The credibility of an FBI special agent, whose notes are the only government record of Martha Stewart's two interviews with investigators in 2002, was attacked by defense lawyers during trial testimony.

The attack came as the 10th day of testimony got under way at the trial of Stewart and ex-stockbroker Peter Bacanovic.

They are accused of lying to investigators about why Stewart sold 3,928 shares of ImClone on Dec. 27, 2001.

The pair claim they had a pre-existing understanding to sell the stock when it fell to $60 per share. But the government says Stewart was tipped that ImClone CEO Sam Waksal was trying to dump his own shares.

One of the charges against Stewart is that she lied when she said in one interview that she did not recall whether her office kept a log of a message left by Bacanovic on the day of the stock sale.

Stewart's assistant has testified Stewart personally altered the log of the Bacanovic message, then ordered that it be restored.

"Is this incident proof that Stewart had a guilty mind and something to hide, as prosecutors no doubt will claim during closing arguments? Or is it proof that Stewart wasn't sure how to handle the growing problem -- a sign of confusion, perhaps, but certainly not a crime.

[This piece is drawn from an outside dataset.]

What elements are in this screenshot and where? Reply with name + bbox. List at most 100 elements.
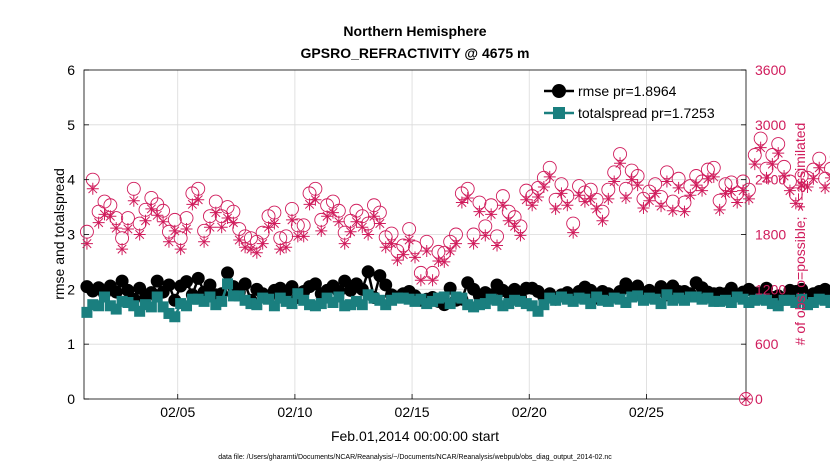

A guilty person would delete the e-mail, this argument goes, an innocent person would order it restored," says CBSNews.com Legal Analyst Andrew Cohen.

FBI special agent Catherine Farmer testified she had no notes of Stewart specifically saying she did not remember such a log. Farmer apparently wrote only in a report she prepared after the interview that Stewart said she could not recall.

"And you were the only person taking notes for the United States government that day, right?" Stewart lawyer John Tigue asked.

"Yes," Farmer replied.

CBS News Correspondent Sharyn Alfonsi reports Farmer admitted that she did not tape record any of her interviews with Stewart and that the only record is the agent's notes — Notes where she didn't write down a single question and only partial answers.

Defense attorneys pointed out that those notes are riddled with mistakes and that Stewart may not have lied to agents, she may have, in a sense, been misquoted.

Farmer took notes on the two meetings, then typed routine summaries of them, called FBI 302 reports, based on her notes and memory.

In Stewart's interview on Feb. 4, 2002, Farmer's 302 report shows Stewart claimed she did not know whether there was a record at her office of a call from Bacanovic on the day she sold her ImClone stock.

But under questioning from Stewart lawyer John Tigue, Farmer conceded the information in the 302 report — written immediately after the interview — came from her memory only and did not appear in her notes.

"It's possible to miss important things, and you were brand new to the case, weren't you?" Tigue asked.

"Yes, the case was just assigned," Farmer replied.

Prosecutor Karen Patton Seymour, trying to protect Farmer's credibility, pointed out that the FBI always relies on notes in its voluntary interviews — never court reporters or tape recordings.

"Was Martha Stewart treated any differently than anyone else who submits to a voluntary interview?" Seymour asked Farmer.

"No," the agent replied.

Meanwhile, the federal judge in the case dealt a blow to the prosecution by denying their request to introduce expert testimony relating to securities fraud, the most serious charge against the domestic diva.

The testimony barred by U.S. District Judge Miriam Goldman Cedarbaum would have discussed how investors might have reacted to Stewart's public statements about her ImClone Systems sale.

The securities fraud count accuses Stewart of propping up the stock price of her own company, Martha Stewart Living Omnimedia, by claiming in 2002 that her ImClone sale was proper and that she was cooperating with authorities.

Conviction on the securities fraud count would carry a 10-year prison term. Each of the other four counts against Stewart would carry five years.

Cedarbaum's ruling granted a motion by Stewart over statements she made in 2002, blocking testimony on "whether a reasonable investor would have considered the statements important in making an investment decision," the judge said.